In fact the only thing that made this disquisition notable is that its author was the redoubtable Stanley Fish, the literary theorist and self-styled champion of postmodern thought. As it happens, in fact, Fish's piece in the Chronicle of Higher Education appeared at about the same time as another extended public pronouncement of his, this one in the July issue of Harper's Magazine, where Fish offered a rejoinder to the attacks on postmodernism from the cultural right.

That anti-postmodernist jihad has been waged with particular ferocity since 9/11, as the right invokes the September attacks in an effort to score a decisive victory in the culture wars. The first salvo was fired just ten days after the attacks by Edward Rothstein, the one-minute intellectual who's resident at the New York Times' culture pages. According to Rothstein, the postmodernists would be unable to condemn the attacks in an unqualified way, since they reject universal values and ideals. In fact, he said, postmodernism leads to establishing a moral symmetry between the terrorist and his opponent. And US News and World Report commentator John Leo warned that our campus cultures have been captured by "the postmodern conviction that there are no truths or moral norms worth defending." The result of that, he says, is an anything-goes morality and a "drumbeat of rule-breaking" that drowns out traditional values.

Now you don't have to be a devotee of academic fashion to see that this is all meretricious claptrap. And in his Harpers article, Fish rightly points out that the "postmodernism" that the conservatives are attacking is a grotesque caricature of what he and others have actually argued. In fact "postmodernist" has become a boogieman word that conservatives use in a way that's reminiscent of how the Church used to talk about "masons."

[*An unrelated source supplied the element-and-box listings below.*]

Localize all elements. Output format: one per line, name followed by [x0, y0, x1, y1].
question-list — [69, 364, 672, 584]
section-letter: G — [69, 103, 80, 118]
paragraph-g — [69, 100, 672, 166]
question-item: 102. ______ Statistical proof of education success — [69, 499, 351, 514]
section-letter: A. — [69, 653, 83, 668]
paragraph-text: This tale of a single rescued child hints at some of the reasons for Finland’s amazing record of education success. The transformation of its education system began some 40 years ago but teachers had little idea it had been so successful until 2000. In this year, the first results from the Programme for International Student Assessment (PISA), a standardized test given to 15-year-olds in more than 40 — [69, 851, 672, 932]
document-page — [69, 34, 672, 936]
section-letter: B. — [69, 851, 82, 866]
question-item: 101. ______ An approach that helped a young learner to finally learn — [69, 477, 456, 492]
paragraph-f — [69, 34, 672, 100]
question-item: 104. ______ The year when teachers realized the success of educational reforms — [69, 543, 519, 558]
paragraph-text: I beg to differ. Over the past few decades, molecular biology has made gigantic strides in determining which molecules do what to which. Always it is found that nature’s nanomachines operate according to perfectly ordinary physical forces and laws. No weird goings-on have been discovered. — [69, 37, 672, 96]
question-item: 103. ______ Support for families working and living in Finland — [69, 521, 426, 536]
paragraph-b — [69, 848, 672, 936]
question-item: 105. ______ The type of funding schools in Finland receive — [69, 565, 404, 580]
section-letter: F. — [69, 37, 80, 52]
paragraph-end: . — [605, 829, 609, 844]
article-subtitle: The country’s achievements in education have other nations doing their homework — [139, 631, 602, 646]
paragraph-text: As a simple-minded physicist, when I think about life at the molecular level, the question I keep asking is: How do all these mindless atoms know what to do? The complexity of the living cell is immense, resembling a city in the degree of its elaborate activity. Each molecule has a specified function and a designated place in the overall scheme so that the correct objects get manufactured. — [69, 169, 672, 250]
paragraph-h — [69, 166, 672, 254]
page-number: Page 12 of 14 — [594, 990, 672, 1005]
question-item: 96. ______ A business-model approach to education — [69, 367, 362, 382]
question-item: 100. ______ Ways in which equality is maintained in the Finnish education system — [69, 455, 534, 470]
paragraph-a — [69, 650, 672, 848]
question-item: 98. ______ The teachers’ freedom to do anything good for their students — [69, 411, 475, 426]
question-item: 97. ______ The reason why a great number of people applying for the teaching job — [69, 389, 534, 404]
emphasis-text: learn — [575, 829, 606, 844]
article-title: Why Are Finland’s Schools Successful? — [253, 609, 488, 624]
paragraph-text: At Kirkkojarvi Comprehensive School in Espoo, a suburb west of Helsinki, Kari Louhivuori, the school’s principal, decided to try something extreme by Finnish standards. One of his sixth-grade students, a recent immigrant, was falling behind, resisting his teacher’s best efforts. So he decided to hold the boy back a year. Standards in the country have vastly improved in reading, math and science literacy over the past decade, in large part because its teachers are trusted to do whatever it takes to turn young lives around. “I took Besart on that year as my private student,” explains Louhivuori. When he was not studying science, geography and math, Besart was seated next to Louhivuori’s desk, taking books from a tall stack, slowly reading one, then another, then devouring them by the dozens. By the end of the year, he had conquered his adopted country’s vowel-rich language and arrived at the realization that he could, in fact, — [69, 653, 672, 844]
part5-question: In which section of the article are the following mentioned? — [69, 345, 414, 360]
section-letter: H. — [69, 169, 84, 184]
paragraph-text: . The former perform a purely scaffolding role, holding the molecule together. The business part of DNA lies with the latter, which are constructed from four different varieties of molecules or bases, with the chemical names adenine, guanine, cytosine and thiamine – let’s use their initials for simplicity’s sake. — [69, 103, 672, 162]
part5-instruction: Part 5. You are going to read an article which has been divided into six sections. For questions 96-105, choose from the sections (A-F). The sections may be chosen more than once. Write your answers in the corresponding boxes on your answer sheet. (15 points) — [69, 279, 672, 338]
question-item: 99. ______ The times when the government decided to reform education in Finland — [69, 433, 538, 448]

Distortions aside, though, the attacks on postmodern doctrine are bizarre on the simple face of things. I'll grant you there's a lot academic theorizing that's variously flaky or pretentious -- though anyone who thinks this is a new development ought to take a look at what Dwight Macdonald was saying about academic writing forty years ago. But it takes a singularly loopy turn of mind to see any of this as a social menace. Anybody who seriously believes that the moral order of America is threatened by its literature professors should get back on their meds immediately. It isn't simply that the enterprises of philosophy and literary study have always been inconsequential in American life, and even in the American academy, for that matter. More to the point, there's no group more deeply invested in traditional standards and cultural hierarchy than academic humanists are, whatever theory they drive to work.

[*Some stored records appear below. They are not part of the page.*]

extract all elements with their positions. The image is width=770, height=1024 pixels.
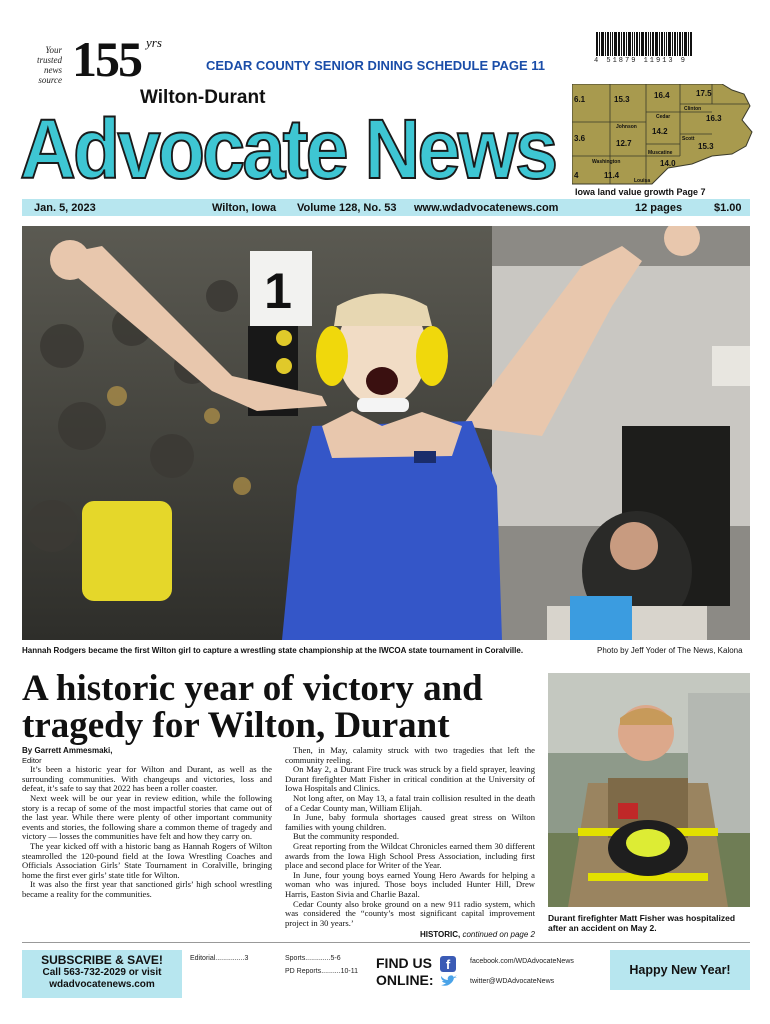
jump-line[interactable] <box>285 930 535 940</box>
anniversary-number: 155 <box>72 31 141 87</box>
page-count: 12 pages <box>635 201 683 214</box>
story-column-2 <box>285 746 535 940</box>
index-pd-reports[interactable]: PD Reports..........10-11 <box>285 968 359 975</box>
map-value: 16.3 <box>706 114 722 123</box>
subscribe-title: SUBSCRIBE & SAVE! <box>41 953 163 967</box>
find-us-label: FIND US <box>376 955 432 971</box>
masthead-tagline: Your trusted news source <box>36 45 62 85</box>
greeting: Happy New Year! <box>629 963 731 977</box>
story-paragraph: On May 2, a Durant Fire truck was struck by a field sprayer, leaving Durant firefighter Matt Fisher in critical condition at the University of Iowa Hospitals and Clinics. <box>285 764 535 794</box>
price: $1.00 <box>714 201 742 214</box>
volume: Volume 128, No. 53 <box>297 201 397 214</box>
paper-subtitle: Wilton-Durant <box>140 87 266 108</box>
jump-label: HISTORIC, <box>419 930 461 940</box>
story-paragraph: In June, four young boys earned Young Hero Awards for helping a woman who was injured. Those boys included Hunter Hill, Drew Harris, Easton Sivia and Charlie Bazal. <box>285 869 535 899</box>
barcode <box>596 32 706 56</box>
map-value: 17.5 <box>696 89 712 98</box>
story-paragraph: Then, in May, calamity struck with two tragedies that left the community reeling. <box>285 745 535 765</box>
byline: By Garrett Ammesmaki, <box>22 746 113 755</box>
location: Wilton, Iowa <box>212 201 277 214</box>
find-us-online <box>376 955 434 989</box>
map-county: Cedar <box>656 114 671 120</box>
story-headline[interactable]: A historic year of victory and tragedy for Wilton, Durant <box>22 668 483 746</box>
story-paragraph: It was also the first year that sanctioned girls’ high school wrestling became a reality for the communities. <box>22 879 272 899</box>
facebook-link[interactable]: facebook.com/WDAdvocateNews <box>470 958 574 965</box>
map-value: 16.4 <box>654 91 670 100</box>
map-value: 11.4 <box>604 171 620 180</box>
map-county: Scott <box>682 136 695 142</box>
story-paragraph: Not long after, on May 13, a fatal train collision resulted in the death of a Cedar County man, William Elijah. <box>285 792 535 813</box>
map-value: 14.0 <box>660 159 676 168</box>
story-column-1 <box>22 746 272 900</box>
subscribe-box[interactable] <box>22 950 182 998</box>
firefighter-caption: Durant firefighter Matt Fisher was hospitalized after an accident on May 2. <box>548 913 736 933</box>
greeting-box <box>610 950 750 990</box>
map-value: 14.2 <box>652 127 668 136</box>
index-page: 3 <box>244 955 249 962</box>
map-county: Washington <box>592 159 621 165</box>
lead-photo-caption: Hannah Rodgers became the first Wilton girl to capture a wrestling state championship at the IWCOA state tournament in Coralville. <box>22 646 524 655</box>
story-paragraph: Great reporting from the Wildcat Chronicles earned them 30 different awards from the Iowa High School Press Association, including first place and second place for Writer of the Year. <box>285 840 535 871</box>
map-caption[interactable]: Iowa land value growth Page 7 <box>575 187 706 197</box>
story-paragraph: Next week will be our year in review edition, while the following story is a recap of some of the most impactful stories that came out of the last year. While there were plenty of other important community events and stories, the following share a common theme of tragedy and victory — losses the communities have felt and how they carry on. <box>22 792 272 842</box>
online-label: ONLINE: <box>376 972 434 988</box>
land-value-map[interactable] <box>572 84 754 186</box>
twitter-link[interactable]: twitter@WDAdvocateNews <box>470 978 555 985</box>
index-sports[interactable]: Sports.............5-6 <box>285 955 341 962</box>
story-paragraph: The year kicked off with a historic bang as Hannah Rogers of Wilton steamrolled the 120-pound field at the Iowa Wrestling Coaches and Officials Association Girls’ State Tournament in Coralville, bringing home the first ever girls’ state title for Wilton. <box>22 840 272 880</box>
subscribe-website[interactable]: wdadvocatenews.com <box>49 979 155 990</box>
promo-headline[interactable]: CEDAR COUNTY SENIOR DINING SCHEDULE PAGE 11 <box>206 58 546 73</box>
subscribe-phone: Call 563-732-2029 or visit <box>42 967 162 978</box>
photo-credit: Photo by Jeff Yoder of The News, Kalona <box>597 646 743 655</box>
index-label: Sports <box>285 955 306 962</box>
anniversary-suffix: yrs <box>146 35 162 50</box>
index-page: 5-6 <box>330 955 341 962</box>
issue-date: Jan. 5, 2023 <box>34 201 96 214</box>
map-value: 12.7 <box>616 139 632 148</box>
barcode-digits: 4 51879 11913 9 <box>594 57 688 65</box>
dateline-bar <box>22 199 750 216</box>
website[interactable]: www.wdadvocatenews.com <box>414 201 559 214</box>
map-value: 15.3 <box>614 95 630 104</box>
firefighter-photo <box>548 673 750 907</box>
map-value: 15.3 <box>698 142 714 151</box>
map-county: Louisa <box>634 178 651 184</box>
byline-title: Editor <box>22 755 42 765</box>
story-paragraph: It’s been a historic year for Wilton and Durant, as well as the surrounding communities. With changeups and victories, loss and defeat, it’s safe to say that 2022 has been a roller coaster. <box>22 764 272 794</box>
nameplate: Advocate News <box>20 102 556 196</box>
map-value: 3.6 <box>574 134 586 143</box>
story-paragraph: Cedar County also broke ground on a new 911 radio system, which was considered the “county’s most significant capital improvement project in 30 years.’ <box>285 898 535 928</box>
story-paragraph: In June, baby formula shortages caused great stress on Wilton families with young children. <box>285 812 535 832</box>
lead-photo <box>22 226 750 640</box>
story-paragraph: But the community responded. <box>293 831 399 842</box>
index-page: 10-11 <box>340 968 359 975</box>
index-editorial[interactable]: Editorial...............3 <box>190 955 249 962</box>
map-county: Johnson <box>616 124 637 130</box>
bib-number: 1 <box>264 263 292 319</box>
map-county: Muscatine <box>648 150 673 156</box>
index-label: Editorial <box>190 955 216 962</box>
footer-divider <box>22 942 750 943</box>
map-county: Clinton <box>684 106 702 112</box>
facebook-icon[interactable]: f <box>440 956 456 972</box>
map-value: 4 <box>574 171 579 180</box>
index-label: PD Reports <box>285 968 322 975</box>
map-value: 6.1 <box>574 95 586 104</box>
twitter-icon[interactable] <box>440 974 458 988</box>
jump-text: continued on page 2 <box>462 930 535 940</box>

In fact when you read Fish's linguistic screed in the Chronicle of Higher Education it becomes immediately clear just how absurd the whole campaign against postmodernism has been. "No norms worth defending"? "Drumbeats of rule-breaking"? "One standard is as good as another"? Not on Stanley Fish's watch! When it comes to the crunch, Fish has ideas about standards that are every bit as conventional -- and as unconsidered -- as anything the cultural right could wish for. And most of his fellow-travelers will readily endorse those values, even if they might not put the argument quite so splenetically. Not to worry: the future of the Republic is in safe hands.